JOINING THE TUCK PARTY

Once he left the military, Turbeville took a logical step and spent two years doing government engineering consulting in D.C. while his wife was completing a master’s degree. It was there that Turbeville decided he wanted to work in the private sector and decided an MBA was the best route to get him there. Turbeville targeted a few elite business schools, went through the application process and was accepted to both UC-Berkeley and Tuck.

It was at the wedding of a good friend from the Army, a Tuck graduate no less, that Turbeville learned a valuable and life-changing lesson. Tuckies don’t just rock together—they roll together.

“When you tell a Tuckie you are interested in Tuck and they learn about you, they put you in touch with people,” Turbeville says. “A lot of people from all walks of life. I got a consistent story of a small, tight-knit and collaborative group. Career-wise, there is not a ton of difference in the Top 10 schools and Tuckies really seemed to have a good time.”

A SUMMER INTERNSHIP AT GILLETTE ON THE MACH 3 RAZOR

He packed his bags and went straight to Tuck’s leafy campus in Hanover, N.H. After his first year, Turbeville interned at Gillette doing brand management for the Mach 3 Razor. “I am pretty sure I was mailed a razor almost exactly like it when I was 13,” says Turbeville. “And it was perfect because despite what my Colgate and Unilever friends would say, Procter & Gamble pretty much wrote the book on branding and brand management.”

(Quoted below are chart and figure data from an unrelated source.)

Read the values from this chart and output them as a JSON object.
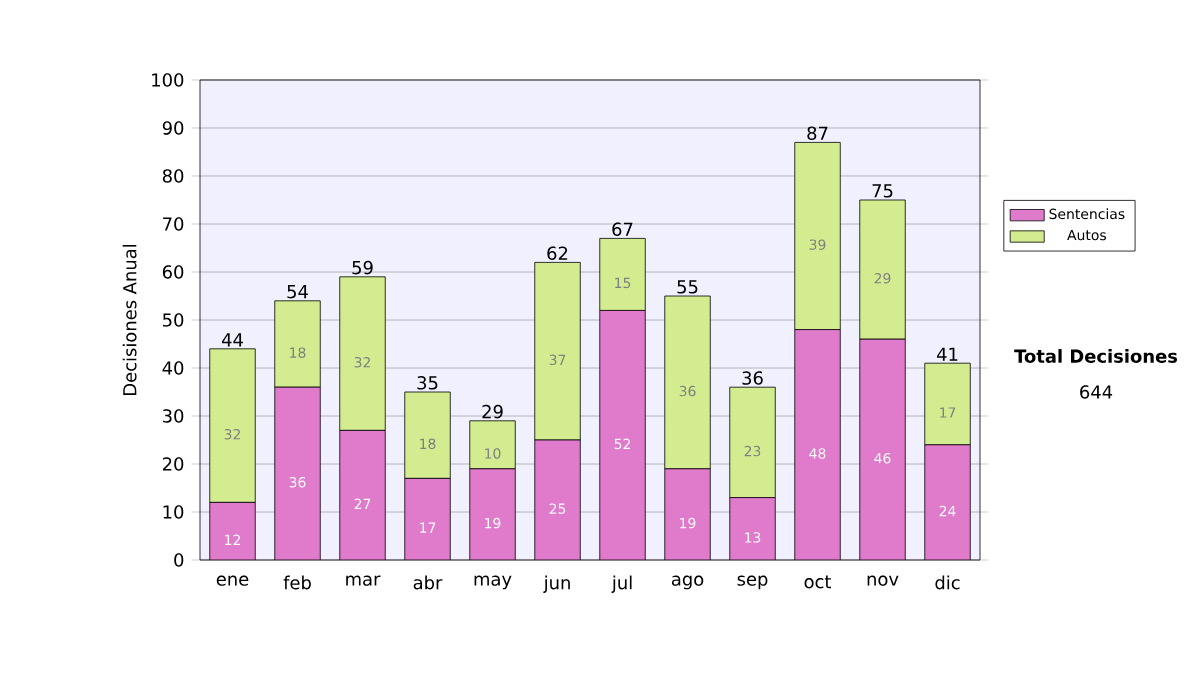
{
  "chart_data": {
    "type": "bar",
    "stacked": true,
    "ylabel": "Decisiones Anual",
    "categories": [
      "ene",
      "feb",
      "mar",
      "abr",
      "may",
      "jun",
      "jul",
      "ago",
      "sep",
      "oct",
      "nov",
      "dic"
    ],
    "series": [
      {
        "name": "Sentencias",
        "color": "#e07acb",
        "values": [
          12,
          36,
          27,
          17,
          19,
          25,
          52,
          19,
          13,
          48,
          46,
          24
        ]
      },
      {
        "name": "Autos",
        "color": "#d3ec8f",
        "values": [
          32,
          18,
          32,
          18,
          10,
          37,
          15,
          36,
          23,
          39,
          29,
          17
        ]
      }
    ],
    "totals": [
      "44",
      "54",
      "59",
      "35",
      "29",
      "62",
      "67",
      "55",
      "36",
      "87",
      "75",
      "41"
    ],
    "data_labels": true,
    "ylim": [
      0,
      100
    ],
    "yticks": [
      0,
      10,
      20,
      30,
      40,
      50,
      60,
      70,
      80,
      90,
      100
    ],
    "grid": "y",
    "legend": "right",
    "annotations": [
      "Total Decisiones",
      "644"
    ]
  }
}
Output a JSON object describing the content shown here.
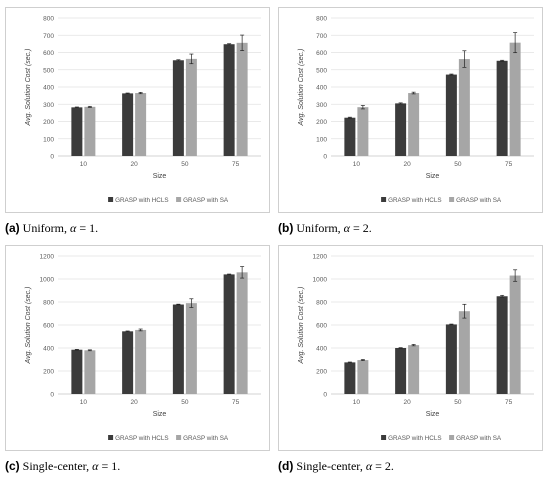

Turbeville was immersed in all things Mach 3. He did some creative work. He investigated expansion opportunities in Asia. He examined shelf space and retail margins at Wal-Mart. Turbeville learned two things about himself through the experience. First, he loves brand management. Second, he loves working in small, intimate and collegial teams at small companies. That spurred his knocking on the career development office door for a less-than-mainstream MBA job.

Last January, there was a knock on the same door, this time it was from Pete and Gerry’s. Not to be confused with another northeast food brand, Ben & Jerry’s, Pete and Gerry’s produces and distributes organic eggs and is located in Monroe, New Hampshire—about 50 miles from Tuck’s campus. They were hoping to hire an MBA who wanted to work in rural New Hampshire doing brand management. The cosmos was alive and aligning for Turbeville.

A COMPANY THAT JIBED WITH HIS PERSONAL VALUES AND DIRECTION

Turbeville initially met with the Pete and Gerry’s family at Tuck. He learned about how they had been producing eggs as a family for four generations. And how they became the first certified humane egg producer in the country in 2003. He also learned that Pete and Gerry’s had in 2013 earned the distinction of being the first egg producer to gain certification as a B Corporation, meeting rigorous standards of social and environmental performance, accountability, and transparency.

For Turbeville, it all seemed too good to be true.

They help about 85 other small, locally-owned farms fend off the factory farms taking over American agriculture by collecting eggs and distributing them to supermarkets and food stores across the Northeast. “It is a unique and inefficient design by nature,” Turbeville says. “We own the feed and the hens and they own the farms. We are giving them a better chance to survive.”